Step 6: Use Claude Code for repo-wide pattern upgrades

The most leverage often comes from repeated fixes, not one-off fixes.

If the audit keeps finding the same issue across multiple pages, ask Claude Code to generalize the solution:

Inspect our content templates and identify repeated patterns that hurt
AI citability, such as:
- weak opening paragraphs
- missing direct answers
- inconsistent heading structure
- missing schema output
- inconsistent breadcrumb or canonical handling

Recommend the smallest shared code changes that would improve multiple pages
at once, then implement them safely.

This is where Claude Code can outperform page-by-page workflows. It is good at noticing repeated layout and template issues that humans usually fix too late.


Step 7: Build an agentic loop instead of isolated tasks

Claude Code is most valuable when it runs as a repeatable operating pattern.

Here is a simple weekly loop:

Monday: detect the gap

Use Superlines MCP to summarize the most important AI search opportunity for
our brand this week and map it to pages or missing content in the repo.

Tuesday: implement the fix

Optimize the chosen page or create the missing page in the repo.
Prioritize direct answers, structure, schema, and internal links.

Wednesday: verify the result

Run the build, inspect the rendered output, and check whether the page now
matches the target prompt intent more clearly.

Thursday: expand the cluster

Suggest two supporting pages or prompt variations we should add around the
same topic cluster, then scaffold them.

Friday: close the measurement loop

Suggest which tracked prompts should be added or relabeled in Superlines so
we can measure whether this page cluster improves performance.

That is the real agentic value: one environment handles analysis, code, verification, and instrumentation.

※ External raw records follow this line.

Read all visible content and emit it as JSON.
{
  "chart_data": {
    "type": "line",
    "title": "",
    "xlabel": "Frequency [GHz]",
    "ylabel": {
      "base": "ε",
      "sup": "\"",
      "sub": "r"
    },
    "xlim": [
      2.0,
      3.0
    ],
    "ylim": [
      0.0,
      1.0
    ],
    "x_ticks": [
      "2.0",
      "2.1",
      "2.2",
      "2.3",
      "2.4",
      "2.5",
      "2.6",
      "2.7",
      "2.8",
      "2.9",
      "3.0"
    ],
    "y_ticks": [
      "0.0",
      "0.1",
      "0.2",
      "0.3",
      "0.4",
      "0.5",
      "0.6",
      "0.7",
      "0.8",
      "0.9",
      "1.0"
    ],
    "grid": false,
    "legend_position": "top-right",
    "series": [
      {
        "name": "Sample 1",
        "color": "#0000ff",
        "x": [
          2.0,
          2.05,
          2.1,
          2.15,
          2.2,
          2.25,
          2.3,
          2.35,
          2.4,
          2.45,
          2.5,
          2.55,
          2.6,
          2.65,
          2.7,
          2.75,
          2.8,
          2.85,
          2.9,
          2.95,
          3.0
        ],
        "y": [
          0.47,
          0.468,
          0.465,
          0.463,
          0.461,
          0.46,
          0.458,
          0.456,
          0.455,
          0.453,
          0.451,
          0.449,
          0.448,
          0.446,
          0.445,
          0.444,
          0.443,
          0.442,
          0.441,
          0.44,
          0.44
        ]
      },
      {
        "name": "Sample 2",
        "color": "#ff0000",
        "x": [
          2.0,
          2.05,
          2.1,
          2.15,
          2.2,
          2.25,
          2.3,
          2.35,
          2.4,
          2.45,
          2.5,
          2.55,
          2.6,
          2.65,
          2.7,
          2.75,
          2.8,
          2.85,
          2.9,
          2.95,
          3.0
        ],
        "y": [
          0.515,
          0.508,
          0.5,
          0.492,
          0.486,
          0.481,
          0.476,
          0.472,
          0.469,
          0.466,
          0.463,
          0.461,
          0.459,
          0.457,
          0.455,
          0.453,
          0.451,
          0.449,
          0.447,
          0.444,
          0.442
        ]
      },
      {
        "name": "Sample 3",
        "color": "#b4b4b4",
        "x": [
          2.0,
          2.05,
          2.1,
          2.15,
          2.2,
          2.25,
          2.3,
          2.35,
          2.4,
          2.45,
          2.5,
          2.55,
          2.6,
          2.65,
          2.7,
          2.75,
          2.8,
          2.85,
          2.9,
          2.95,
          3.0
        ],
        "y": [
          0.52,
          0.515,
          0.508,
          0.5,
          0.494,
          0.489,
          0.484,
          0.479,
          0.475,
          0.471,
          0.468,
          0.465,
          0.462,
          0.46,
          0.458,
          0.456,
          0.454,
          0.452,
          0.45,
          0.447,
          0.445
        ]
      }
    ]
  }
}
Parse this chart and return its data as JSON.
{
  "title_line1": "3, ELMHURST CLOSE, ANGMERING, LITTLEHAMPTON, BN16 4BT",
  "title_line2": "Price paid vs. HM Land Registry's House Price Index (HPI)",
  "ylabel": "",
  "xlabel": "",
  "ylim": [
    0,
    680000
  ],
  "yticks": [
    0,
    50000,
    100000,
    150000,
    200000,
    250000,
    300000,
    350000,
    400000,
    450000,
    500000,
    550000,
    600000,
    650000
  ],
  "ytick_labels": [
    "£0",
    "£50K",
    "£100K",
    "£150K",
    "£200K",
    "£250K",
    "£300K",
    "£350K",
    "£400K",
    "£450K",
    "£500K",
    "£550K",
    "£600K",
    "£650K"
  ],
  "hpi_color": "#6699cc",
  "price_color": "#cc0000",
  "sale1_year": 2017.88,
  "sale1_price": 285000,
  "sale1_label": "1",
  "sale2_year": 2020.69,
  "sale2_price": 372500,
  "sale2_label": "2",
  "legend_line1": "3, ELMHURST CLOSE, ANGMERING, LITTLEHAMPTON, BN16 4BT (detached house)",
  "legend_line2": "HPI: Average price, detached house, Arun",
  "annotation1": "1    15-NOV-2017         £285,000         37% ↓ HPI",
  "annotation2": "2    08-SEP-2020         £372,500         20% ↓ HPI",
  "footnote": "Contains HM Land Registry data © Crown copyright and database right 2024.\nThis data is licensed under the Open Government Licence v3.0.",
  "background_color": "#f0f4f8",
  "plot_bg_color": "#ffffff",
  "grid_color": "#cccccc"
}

Where Claude Code fits relative to Cursor and Lovable

All three are useful, but they solve different problems.

ToolBest use case
CursorEditor-centered workflow for hands-on page and template work
Claude CodeRepo-wide, terminal-backed implementation and verification
LovableRapid generation of front-ends, landing pages, and internal apps

Choose Claude Code when:

  • the work spans multiple files
  • you want terminal verification every time
  • the repo itself is the source of truth
  • you want a repeatable engineering workflow around AI search optimization

The best prompt template for Claude Code

Save a prompt like this and reuse it:

Use Superlines MCP for [Brand Name].

Goal:
Improve our site's ability to get cited for [target topic or prompt].

Process:
1. Analyze the last 30 days of prompt, topic, and citation data
2. Identify the best existing page or missing page in this repo
3. Audit the live page if it exists
4. Inspect the relevant files
5. Implement the highest-impact improvements
6. Run the build or type-check
7. Summarize:
   - what changed
   - what was validated
   - which prompts we should track next

If you keep this workflow consistent, Claude Code becomes part of your site maintenance system, not just a one-time assistant.


The takeaway

Claude Code is useful because it lets you act on AI search gaps inside the same environment where the website is built:

  1. analyze the opportunity with Superlines MCP
  2. inspect the repo
  3. refactor the page or template
  4. run terminal verification
  5. add measurement back into Superlines

That is how AI search optimization becomes a repeatable development process instead of a collection of disconnected audits.